BUG: Too much AST nesting causes pathological blowup
I've tried minimising this (reasonably) as much as I can (each step takes ages to test). With SBT set to use 1GB heap, a wiki consisting of the following page (and a small home page, but I'm sure that won't make the difference):
# Bla
@:callout(info)
* Bla
@:callout(warning)
* There is a bug that involves nesting and exponential growth:
* ```scala
val foo =
bar <**> Bar(bar)
```
```scala
val foo = Bar(bar, "bla" ~> bla <~ "bla")
```
`bar` **baz**.
* ```scala
val foo =
Bar(bar, "blaaa" ~> bla <~ "bla").label("bar")
```
Bla bla, bla bla bla bla bla, bla bla bla `bla` *bla* bla bla bla.
Bla bla bla bla bla.
Bla, bla `Bar` bla bla bla: `bar`;
bla blabla blabla bla bla bla bla _bla_ bla, bla bla bla bla **bla bla**
bla bla `bridge` bla bla blabla blablabla.
@:@
@:@
Will crash with an out of memory error, consuming all 1GB of ram.

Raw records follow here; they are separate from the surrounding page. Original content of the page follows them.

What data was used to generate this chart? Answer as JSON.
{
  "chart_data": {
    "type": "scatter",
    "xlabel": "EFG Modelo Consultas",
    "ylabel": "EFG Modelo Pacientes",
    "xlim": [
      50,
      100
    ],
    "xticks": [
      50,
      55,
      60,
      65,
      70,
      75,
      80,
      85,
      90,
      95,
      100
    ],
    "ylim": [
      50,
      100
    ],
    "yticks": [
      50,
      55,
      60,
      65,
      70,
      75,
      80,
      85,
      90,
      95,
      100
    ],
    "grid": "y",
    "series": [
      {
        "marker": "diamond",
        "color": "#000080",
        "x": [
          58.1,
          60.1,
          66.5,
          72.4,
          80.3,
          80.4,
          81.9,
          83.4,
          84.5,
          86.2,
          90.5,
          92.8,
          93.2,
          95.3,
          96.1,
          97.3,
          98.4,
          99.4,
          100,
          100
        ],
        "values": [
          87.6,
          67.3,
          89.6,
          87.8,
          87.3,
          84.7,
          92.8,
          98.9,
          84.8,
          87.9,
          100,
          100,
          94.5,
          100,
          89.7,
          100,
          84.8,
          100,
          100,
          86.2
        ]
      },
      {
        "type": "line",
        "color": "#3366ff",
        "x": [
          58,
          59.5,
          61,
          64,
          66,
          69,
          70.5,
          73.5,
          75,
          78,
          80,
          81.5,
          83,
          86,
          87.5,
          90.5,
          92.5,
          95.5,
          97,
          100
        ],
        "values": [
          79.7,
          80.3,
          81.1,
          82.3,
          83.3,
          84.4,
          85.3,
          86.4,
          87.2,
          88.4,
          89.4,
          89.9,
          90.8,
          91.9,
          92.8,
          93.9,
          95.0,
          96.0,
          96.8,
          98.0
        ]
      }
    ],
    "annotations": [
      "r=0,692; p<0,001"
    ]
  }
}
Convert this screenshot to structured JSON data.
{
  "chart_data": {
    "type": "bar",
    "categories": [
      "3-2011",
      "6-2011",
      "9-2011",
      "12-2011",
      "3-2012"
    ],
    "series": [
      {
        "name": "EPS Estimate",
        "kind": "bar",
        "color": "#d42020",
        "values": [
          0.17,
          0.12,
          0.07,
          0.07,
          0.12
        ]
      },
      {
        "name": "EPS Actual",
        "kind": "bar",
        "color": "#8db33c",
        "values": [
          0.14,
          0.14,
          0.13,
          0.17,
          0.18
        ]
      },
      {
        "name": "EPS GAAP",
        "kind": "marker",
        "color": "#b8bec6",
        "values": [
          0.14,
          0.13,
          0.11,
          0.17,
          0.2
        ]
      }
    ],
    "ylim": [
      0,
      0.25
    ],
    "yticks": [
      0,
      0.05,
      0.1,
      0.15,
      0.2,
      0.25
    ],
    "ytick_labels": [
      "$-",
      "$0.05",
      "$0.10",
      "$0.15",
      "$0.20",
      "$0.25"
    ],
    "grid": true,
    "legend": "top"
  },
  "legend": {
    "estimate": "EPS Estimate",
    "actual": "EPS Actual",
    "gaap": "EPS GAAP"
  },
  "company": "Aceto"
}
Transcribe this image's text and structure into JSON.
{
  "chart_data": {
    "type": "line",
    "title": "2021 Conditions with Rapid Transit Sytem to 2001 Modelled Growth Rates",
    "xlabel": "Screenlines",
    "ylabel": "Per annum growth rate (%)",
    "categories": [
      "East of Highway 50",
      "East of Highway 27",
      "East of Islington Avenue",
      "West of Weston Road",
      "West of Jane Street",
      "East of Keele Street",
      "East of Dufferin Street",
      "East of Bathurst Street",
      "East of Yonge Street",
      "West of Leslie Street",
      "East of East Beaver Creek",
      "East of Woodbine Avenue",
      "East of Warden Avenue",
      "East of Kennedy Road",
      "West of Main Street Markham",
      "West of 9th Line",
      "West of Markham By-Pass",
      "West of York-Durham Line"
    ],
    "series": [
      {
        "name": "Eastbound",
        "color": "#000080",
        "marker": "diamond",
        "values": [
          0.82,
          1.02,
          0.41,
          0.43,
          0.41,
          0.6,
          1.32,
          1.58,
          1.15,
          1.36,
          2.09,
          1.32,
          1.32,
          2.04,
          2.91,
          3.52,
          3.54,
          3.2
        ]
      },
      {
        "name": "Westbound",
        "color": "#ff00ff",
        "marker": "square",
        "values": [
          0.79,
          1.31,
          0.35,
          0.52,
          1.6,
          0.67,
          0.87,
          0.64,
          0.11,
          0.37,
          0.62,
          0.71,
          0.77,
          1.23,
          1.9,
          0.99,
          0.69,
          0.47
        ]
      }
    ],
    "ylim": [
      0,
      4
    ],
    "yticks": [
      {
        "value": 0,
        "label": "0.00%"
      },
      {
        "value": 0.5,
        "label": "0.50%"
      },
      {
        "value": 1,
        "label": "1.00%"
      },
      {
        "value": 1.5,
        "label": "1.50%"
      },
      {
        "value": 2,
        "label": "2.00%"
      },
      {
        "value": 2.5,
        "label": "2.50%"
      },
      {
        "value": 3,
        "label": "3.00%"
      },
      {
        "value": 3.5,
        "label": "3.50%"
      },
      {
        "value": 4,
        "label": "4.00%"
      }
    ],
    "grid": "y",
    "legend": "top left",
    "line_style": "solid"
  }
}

The stack trace varies as the document size is altered, but the one constant is reference to BlockSource.reverse et al:
java.lang.OutOfMemoryError: Java heap space
at java.base/java.lang.StringBuilder.toString(StringBuilder.java:475)
at scala.collection.mutable.StringBuilder.toString(StringBuilder.scala:433)
at scala.collection.mutable.StringBuilder.result(StringBuilder.scala:449)
at scala.collection.mutable.StringBuilder.result(StringBuilder.scala:34)
at scala.collection.IndexedSeqOptimized.reverse(IndexedSeqOptimized.scala:226)
at scala.collection.IndexedSeqOptimized.reverse$(IndexedSeqOptimized.scala:218)
at scala.collection.immutable.StringOps.reverse(StringOps.scala:33)
at laika.parse.LineSource.reverse(SourceCursor.scala:229)
at laika.parse.BlockSource.$anonfun$reverse$1(SourceCursor.scala:341)
at laika.parse.BlockSource$$Lambda/0x0000776d75bd0000.apply(Unknown Source)
at scala.collection.immutable.List.map(List.scala:297)
at cats.data.Chain.map(Chain.scala:220)
at cats.data.NonEmptyChainOps$.map$extension(NonEmptyChain.scala:387)
at laika.parse.BlockSource.reverse(SourceCursor.scala:341)
at laika.parse.BlockSource.reverse(SourceCursor.scala:292)
at laika.parse.LineSource.reverse(SourceCursor.scala:229)
at laika.parse.BlockSource.$anonfun$reverse$1(SourceCursor.scala:341)
at laika.parse.BlockSource$$Lambda/0x0000776d75bd0000.apply(Unknown Source)
at scala.collection.TraversableLike.$anonfun$map$1(TraversableLike.scala:286)
at scala.collection.TraversableLike$$Lambda/0x0000776d741c3400.apply(Unknown Source)
at scala.collection.Iterator.foreach(Iterator.scala:943)
at scala.collection.Iterator.foreach$(Iterator.scala:943)
at scala.collection.AbstractIterator.foreach(Iterator.scala:1431)
at scala.collection.IterableLike.foreach(IterableLike.scala:74)
at scala.collection.IterableLike.foreach$(IterableLike.scala:73)
at scala.collection.AbstractIterable.foreach(Iterable.scala:56)
at scala.collection.TraversableLike.map(TraversableLike.scala:286)
at scala.collection.TraversableLike.map$(TraversableLike.scala:279)
at scala.collection.AbstractTraversable.map(Traversable.scala:108)
at cats.data.Chain.map(Chain.scala:220)
at cats.data.NonEmptyChainOps$.map$extension(NonEmptyChain.scala:387)
at laika.parse.BlockSource.reverse(SourceCursor.scala:341)
[error] [launcher] error during sbt launcher: java.lang.OutOfMemoryError: Java heap space
This seems like a pathological exponential blow up going on.
I do not know that this is the issue, but I wanted to link this prior issue that I had with weird markup and surprisingly complexity issues in parsing:
https://github.com/typelevel/Laika/issues/341
Totally naively, I wonder if you ditch the asterisks if your perf issue would decrease?
It's possible. The asterisk parsing no doubt triggers special logic to rule out emph/bold and likely requires reverse. I do have a plan to at least improve the performance of the parser somewhat by reducing redundant string copying when the reversing happens (in effect the whole file is copied several times during the stack traces that lead to memory exhaustion). However, if - also works for bullets, that might fix my issue in the "immediate"-term. Long term, it would be good to investigate more deeply
Alas, bullets not asterisks, it seems: * and - are no different.